Description
I love how pretty these large ice-cream bars are. I mean, seriously, they are large! But who doesn’t love piles of ice-cream, especially mint chocolate chip! My favorite ice-cream has always been mint chocolate chip. It is so fresh and doesn’t leave you feeling yucky. Plus, I am a sucker for anything with chocolate in it, so it works out pretty good.
Ingredients
- ½ cups Almond Flour
- ½ cups Arrowroot Flour
- ½ cups Cocoa Powder
- ½ cups Coconut Sugar
- 2 Tablespoons Coconut Oil
- 1 Tablespoon Coconut Flour
- 1 Tablespoon Coconut Milk
- 1 Egg
- 2 teaspoons Vanilla
- ¼ teaspoons Salt
- ¼ cups Chocolate Chips
- 1 Tablespoon Cocoa Nibs
- 3 cups Your Preferred Mint Chip Ice Cream
Preparation
Preheat the oven to 350 F.
In a mixing bowl or food processor combine all the ingredients (except the chocolate chips, cocoa nibs, and of course, the ice-cream). Mix together the ingredients until well combined.

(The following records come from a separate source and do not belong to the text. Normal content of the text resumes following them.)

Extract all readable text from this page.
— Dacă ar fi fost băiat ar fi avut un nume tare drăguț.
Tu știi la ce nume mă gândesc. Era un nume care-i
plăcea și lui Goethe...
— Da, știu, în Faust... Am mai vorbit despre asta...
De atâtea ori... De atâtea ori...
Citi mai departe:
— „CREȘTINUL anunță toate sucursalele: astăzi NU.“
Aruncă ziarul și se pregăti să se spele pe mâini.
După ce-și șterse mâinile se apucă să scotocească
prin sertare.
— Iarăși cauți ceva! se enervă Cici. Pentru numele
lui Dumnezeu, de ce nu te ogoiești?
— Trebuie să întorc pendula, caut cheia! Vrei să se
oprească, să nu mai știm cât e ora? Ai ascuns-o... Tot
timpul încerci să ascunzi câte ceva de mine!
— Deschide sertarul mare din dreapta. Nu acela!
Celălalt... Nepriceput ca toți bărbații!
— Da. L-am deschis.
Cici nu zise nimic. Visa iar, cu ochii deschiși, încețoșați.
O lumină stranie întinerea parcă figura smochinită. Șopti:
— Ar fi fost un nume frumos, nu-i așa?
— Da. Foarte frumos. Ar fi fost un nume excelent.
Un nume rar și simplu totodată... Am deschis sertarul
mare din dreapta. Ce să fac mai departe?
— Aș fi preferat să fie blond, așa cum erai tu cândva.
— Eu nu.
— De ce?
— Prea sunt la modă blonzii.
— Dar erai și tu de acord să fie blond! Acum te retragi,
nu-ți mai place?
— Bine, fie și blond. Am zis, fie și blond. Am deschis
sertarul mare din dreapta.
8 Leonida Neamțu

Using a rolling pin, roll the chocolate cookie dough out to about 1/4 inch thick between two pieces of parchment paper. With the lid from a small mason jar or using a biscuit cutter, cut the dough into 8 circles to form the sandwich halves.
Bake the sandwich halves on a parchment lined cookie sheet for 8 minutes at 350 F. Remove from oven and allow to cool.
In the top of a double boiler (with simmering water in the bottom), melt chocolate chips and then dip the top of each sandwich into the melted chocolate. Set them back on the tray. Sprinkle cocoa nibs over the chocolate dipped cookies and then freeze to solidify.
Sandwich a load of ice-cream between two cookies and enjoy!